Infinity is not a number. It's a concept beyond number, and when we talk about it, we have to be really careful that we know what we really mean, or we will end up confusing ourselves. The law of large numbers talks about what happens when N "goes to infinity" (actually toward infinity, you don't "get there"), and so it's not surprising that reasoning about what it is really telling you can lead to some pitfalls. Everything we experience is finite, and, in the real world, if an accountant was looking over your shoulder you would be getting more and more nervous about how many tails you're going to need to "balance this run out". Infinity has the time for that, even if the full span of the existence of humanity might not.

Answer 8

Different schools of probability is a bit confusing, so let's do that on the computer as experiments.

What your confusion is that

1. If I have (say) 300 tails in the first 500 flips, should I expect 200 tails in the next 500 flips?

2. If I have (say) 200 tails in the first 200 flips, should I expect (only) 300 tails in the next 800 flips?

3. If I have $x$ tails in the first $y$ flips, should I expect (only) $500-x$ tails in the next $1000-y$ flips?

Or if we set tail to be -1 and head to be +1:

If I have in the first $y$ flips the sum is $s_1 = x$, should I expect in the next $n-y$ flips the sum to be $s_2 = -x\frac{y}{n-y}$?

If we flip many many runs, with each run $n$ flips, and we plot $s_1$ and $s_2$, if your statement is true, we should see a nice line for fixed $y$, for $s_2 = -s_1 \frac{y}{n-y}$.

Here is a python code for your problem:

import random
from matplotlib import pyplot as plt


def run():
    n_trial = 1000
    flip = 1000
    deviation = []
    prediction = []
    for trial in range(n_trial):
        result = [random.choice([-1, 1]) for _ in range(flip)]
        current = 500
        deviation.append(sum(result[:current]))
        prediction.append(sum(result[current:]))

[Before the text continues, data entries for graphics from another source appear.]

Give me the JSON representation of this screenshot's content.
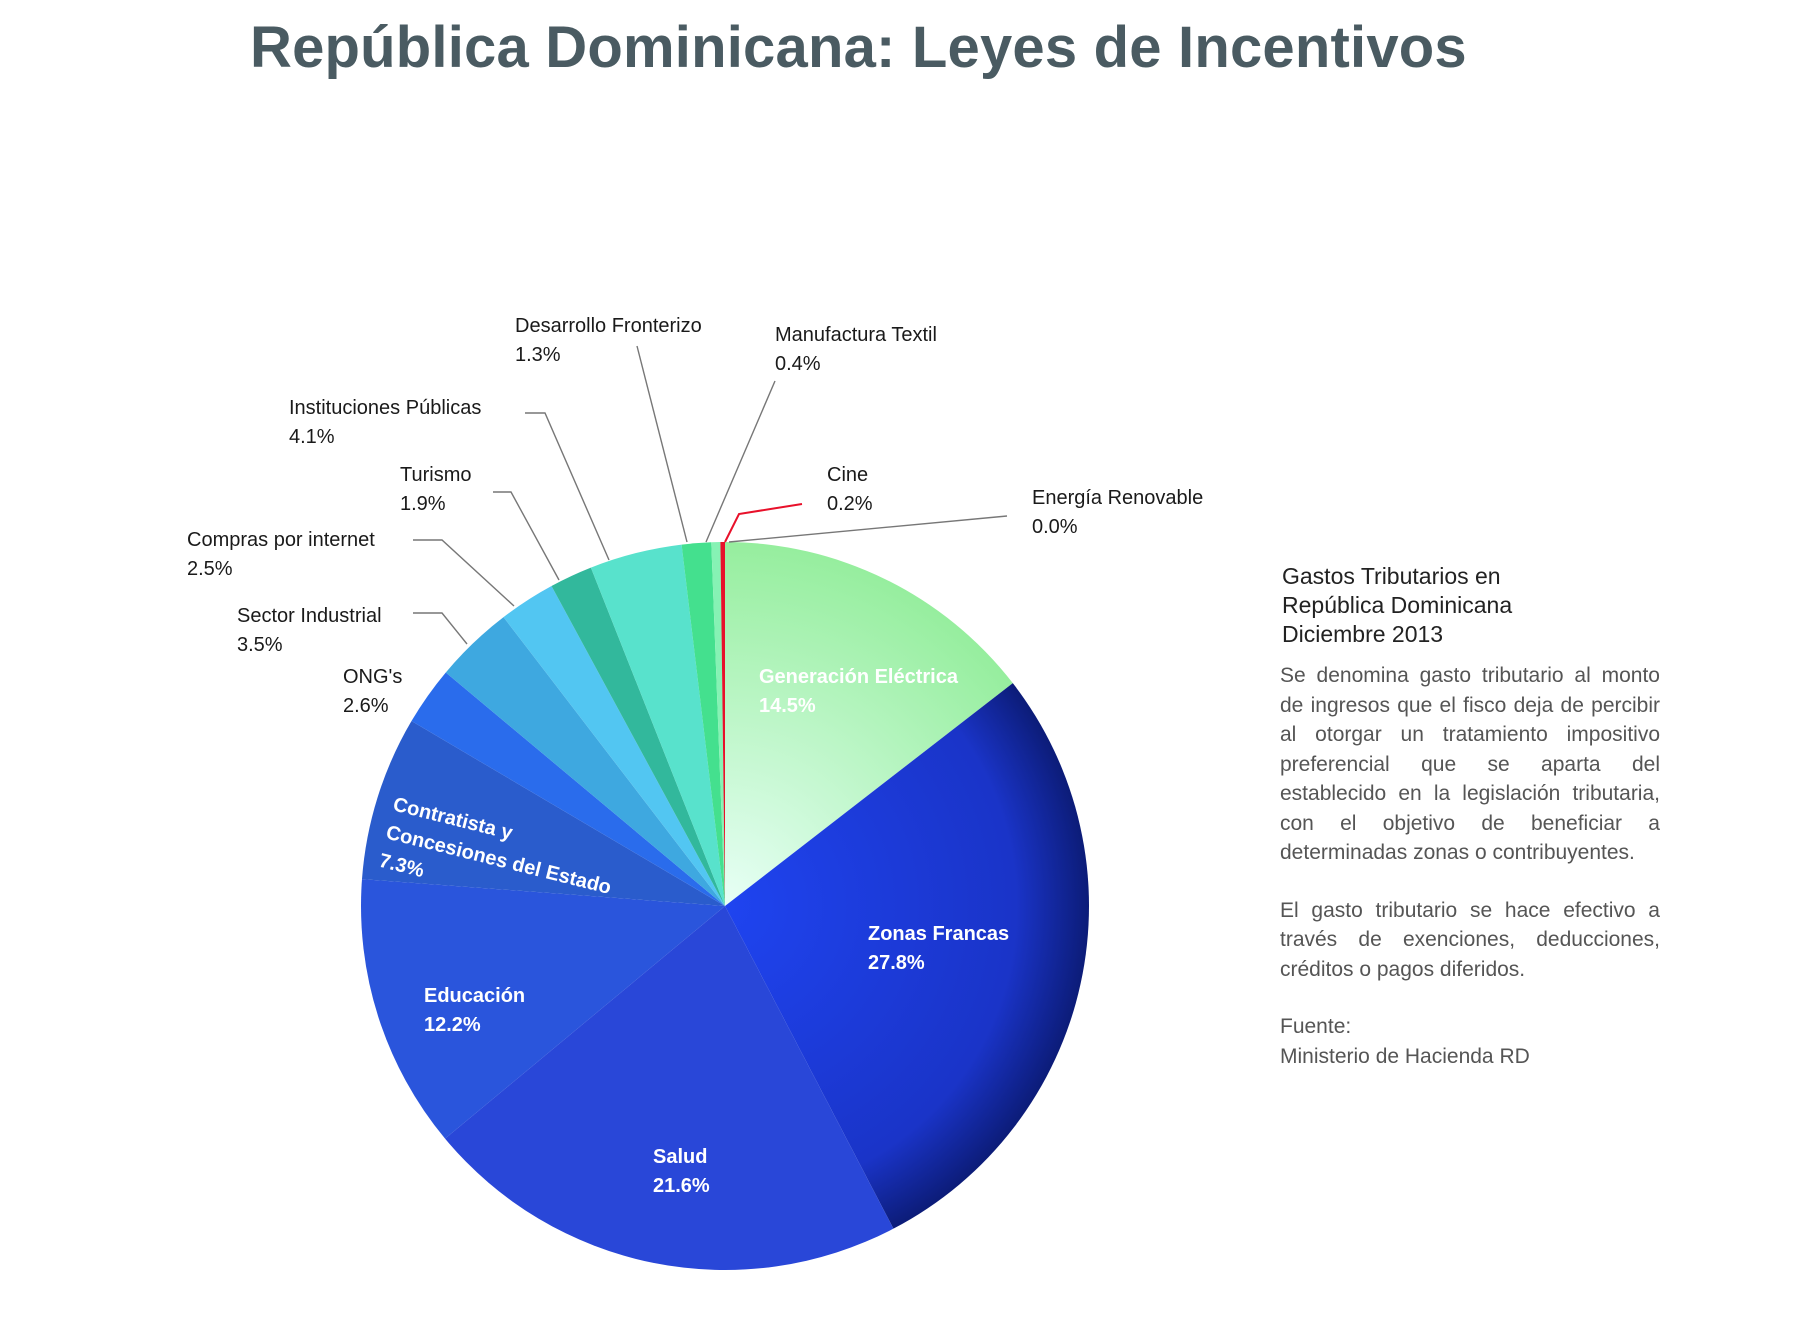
{
  "chart_data": {
    "type": "pie",
    "title": "República Dominicana: Leyes de Incentivos",
    "unit": "%",
    "slices": [
      {
        "name": "Energía Renovable",
        "value": 0.0,
        "label": "0.0%",
        "color": "#9ef0c0"
      },
      {
        "name": "Generación Eléctrica",
        "value": 14.5,
        "label": "14.5%",
        "color": "#a8f2b8"
      },
      {
        "name": "Zonas Francas",
        "value": 27.8,
        "label": "27.8%",
        "color": "#1c3ae6"
      },
      {
        "name": "Salud",
        "value": 21.6,
        "label": "21.6%",
        "color": "#2947d8"
      },
      {
        "name": "Educación",
        "value": 12.2,
        "label": "12.2%",
        "color": "#2a55dc"
      },
      {
        "name": "Contratista y Concesiones del Estado",
        "value": 7.3,
        "label": "7.3%",
        "color": "#2a5ccc"
      },
      {
        "name": "ONG's",
        "value": 2.6,
        "label": "2.6%",
        "color": "#2a6cec"
      },
      {
        "name": "Sector Industrial",
        "value": 3.5,
        "label": "3.5%",
        "color": "#3ea8e0"
      },
      {
        "name": "Compras por internet",
        "value": 2.5,
        "label": "2.5%",
        "color": "#52c6f2"
      },
      {
        "name": "Turismo",
        "value": 1.9,
        "label": "1.9%",
        "color": "#32b89c"
      },
      {
        "name": "Instituciones Públicas",
        "value": 4.1,
        "label": "4.1%",
        "color": "#58e2cc"
      },
      {
        "name": "Desarrollo Fronterizo",
        "value": 1.3,
        "label": "1.3%",
        "color": "#44e08e"
      },
      {
        "name": "Manufactura Textil",
        "value": 0.4,
        "label": "0.4%",
        "color": "#86f2b4"
      },
      {
        "name": "Cine",
        "value": 0.2,
        "label": "0.2%",
        "color": "#e8102a"
      }
    ],
    "start": "top",
    "direction": "clockwise",
    "legend": "none"
  },
  "panel": {
    "heading": [
      "Gastos Tributarios en",
      "República Dominicana",
      "Diciembre 2013"
    ],
    "paragraph1": "Se denomina gasto tributario al monto de ingresos que el fisco deja de percibir al otorgar un tratamiento impositivo preferencial que se aparta del establecido en la legislación tributaria, con el objetivo de beneficiar a determinadas zonas o contribuyentes.",
    "paragraph2": "El gasto tributario se hace efectivo a través de exenciones, deducciones, créditos o pagos diferidos.",
    "source_label": "Fuente:",
    "source": "Ministerio de Hacienda RD"
  }
}
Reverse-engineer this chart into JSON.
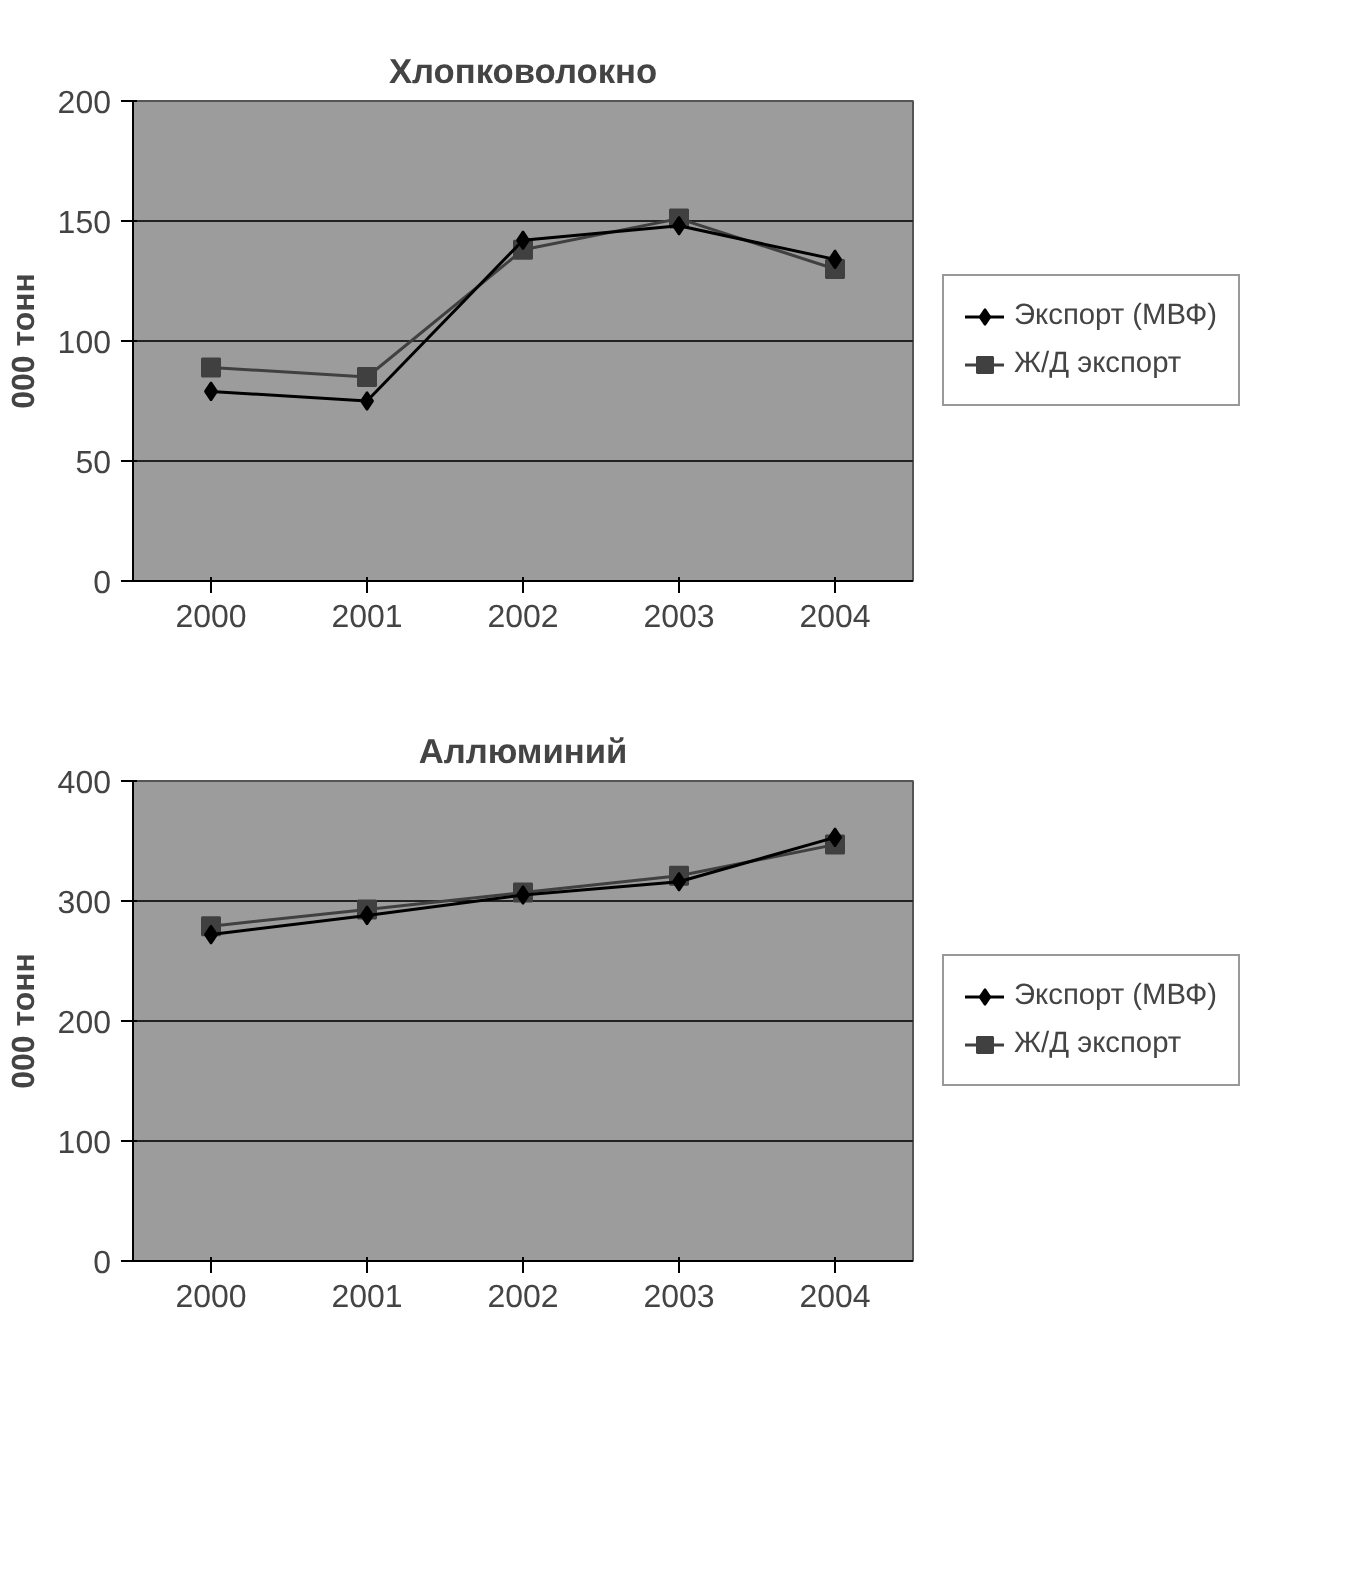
{
  "chart_data": [
    {
      "type": "line",
      "title": "Хлопковолокно",
      "ylabel": "000 тонн",
      "categories": [
        "2000",
        "2001",
        "2002",
        "2003",
        "2004"
      ],
      "ylim": [
        0,
        200
      ],
      "yticks": [
        0,
        50,
        100,
        150,
        200
      ],
      "grid": "y",
      "legend": "right",
      "series": [
        {
          "name": "Экспорт (МВФ)",
          "color": "#000000",
          "marker": "diamond",
          "values": [
            79,
            75,
            142,
            148,
            134
          ]
        },
        {
          "name": "Ж/Д экспорт",
          "color": "#404040",
          "marker": "square",
          "values": [
            89,
            85,
            138,
            151,
            130
          ]
        }
      ]
    },
    {
      "type": "line",
      "title": "Аллюминий",
      "ylabel": "000 тонн",
      "categories": [
        "2000",
        "2001",
        "2002",
        "2003",
        "2004"
      ],
      "ylim": [
        0,
        400
      ],
      "yticks": [
        0,
        100,
        200,
        300,
        400
      ],
      "grid": "y",
      "legend": "right",
      "series": [
        {
          "name": "Экспорт (МВФ)",
          "color": "#000000",
          "marker": "diamond",
          "values": [
            272,
            288,
            305,
            316,
            353
          ]
        },
        {
          "name": "Ж/Д экспорт",
          "color": "#404040",
          "marker": "square",
          "values": [
            279,
            293,
            307,
            321,
            347
          ]
        }
      ]
    }
  ]
}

    return deviation, prediction


deviation, prediction = run()
plt.scatter(deviation, prediction)
plt.show()

The result is a giant ball of mess.

which means that they are unrelated, even from a "experimental" point of view.

Answer 9

Whether you flipped a coin many times in the past is irrelevant. Every time you throw a coin the expectation is there is a 50% chance it will be heads. If you are going to throw it 500 times it should be heads about 250 times. But there is no guarantee. All 500 times could be heads, or 0 times.

Taken altogether, after you finished with your 1000th throw you could have had heads from 500 to 1000 times. The precise combination of heads and tails you got had the same chances of occurring, even if the first 500 flips were heads.

To visualize it lets say you were flipping it 4 times. Your first two flips were H, H. Your outcome could then be:

H, H, H, H
H, H, H, T
H, H, T, H
H, H, T, T

You can see the heads and tails have a 50% chance. Let's say the outcome was H, H, H, T. That outcome was one of a possible

H, H, H, H
H, H, H, T   <---yours  
H, H, T, H
H, H, T, T 
H, T, H, H 
H, T, H, T 
H, T, T, H 
H, T, T, T 
T, H, H, H 
T, H, H, T 
T, H, T, T 
T, H, T, T 
T, T, H, H 
T, T, H, T 
T, T, T, H 
T, T, T, T

so 16 combinations. Any of those could have happened and one of them did. Just because you say the first two were H, H doesn't change the outcome of the last two. The first two could have been T, T or T, H and the outcome of the last two would have still being independent.